Residency requirements
The Act requires that one or more Oregon residents must have more than 50% of the ownership interests of any legal entity that will hold a manufacturer or service center license. Additionally, all facilitators must be Oregon residents. The residency requirements expire on January 1, 2025.
Trademarks
As a result of federal illegality, the United States Patent and Trademark Office will not issue federal trademarks for any psilocybin products. An argument could be made that a facilitator who provides psilocybin services (and nothing more) is not federally illegal, because the facilitator is not manufacturing, distributing, dispensing, possessing, or even touching any psilocybin.
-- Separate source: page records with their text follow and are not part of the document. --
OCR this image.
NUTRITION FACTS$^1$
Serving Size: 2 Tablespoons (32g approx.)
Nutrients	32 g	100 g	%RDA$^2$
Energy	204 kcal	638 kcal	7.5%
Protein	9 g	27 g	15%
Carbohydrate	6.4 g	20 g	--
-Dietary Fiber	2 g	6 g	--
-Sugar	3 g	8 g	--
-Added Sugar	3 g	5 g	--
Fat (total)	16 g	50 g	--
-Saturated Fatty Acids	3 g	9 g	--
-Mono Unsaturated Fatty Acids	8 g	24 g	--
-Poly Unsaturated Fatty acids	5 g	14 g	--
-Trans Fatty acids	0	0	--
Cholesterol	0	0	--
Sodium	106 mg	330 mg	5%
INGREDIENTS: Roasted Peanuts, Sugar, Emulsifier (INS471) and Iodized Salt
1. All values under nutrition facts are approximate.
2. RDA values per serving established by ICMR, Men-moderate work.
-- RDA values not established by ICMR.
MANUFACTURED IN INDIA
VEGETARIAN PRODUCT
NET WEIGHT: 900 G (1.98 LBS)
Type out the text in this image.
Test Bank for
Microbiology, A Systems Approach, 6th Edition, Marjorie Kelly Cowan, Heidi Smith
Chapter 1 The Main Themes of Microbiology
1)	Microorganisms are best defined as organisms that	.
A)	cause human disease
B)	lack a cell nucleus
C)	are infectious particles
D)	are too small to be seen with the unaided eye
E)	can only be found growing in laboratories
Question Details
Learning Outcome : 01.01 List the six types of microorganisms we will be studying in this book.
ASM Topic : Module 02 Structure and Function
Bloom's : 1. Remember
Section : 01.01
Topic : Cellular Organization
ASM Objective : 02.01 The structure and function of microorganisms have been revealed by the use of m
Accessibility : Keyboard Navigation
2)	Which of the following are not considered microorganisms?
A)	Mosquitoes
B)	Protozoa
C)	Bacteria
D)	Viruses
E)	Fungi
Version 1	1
Consequently, federal trademark viability needs to be considered on a case-by-case basis. There are often numerous creative solutions to protect intellectual property even in the absence of federal trademarks.
Ethics
Following the legalization of marijuana in Oregon, Oregon Rules of Professional Conduct (ORPC) Rule 1.2(d) was adopted to make it expressly clear that Oregon lawyers are permitted to counsel and assist clients regarding Oregon’s marijuana-related laws. In 2022, the Oregon State Bar (OSB) Cannabis and Psychedelics Law Section submitted a formal request to the OSB Legal Ethics Committee to amend ORPC Rule 1.2(d) to permit Oregon lawyers to counsel and assist clients regarding any state and local laws that may be illegal under federal or tribal law. As of the date of this article, the proposed amendment has not been approved.
The road ahead
Oregon’s psilocybin program is in its infancy and as such, there are still many unknowns. Currently, the number of psilocybin licensee applications is small, resulting in a much slower rollout than what we saw in the early days of Oregon’s marijuana industry. As Oregon’s psilocybin ecosystem matures, we hope to see a thriving, inclusive, and sustainable program.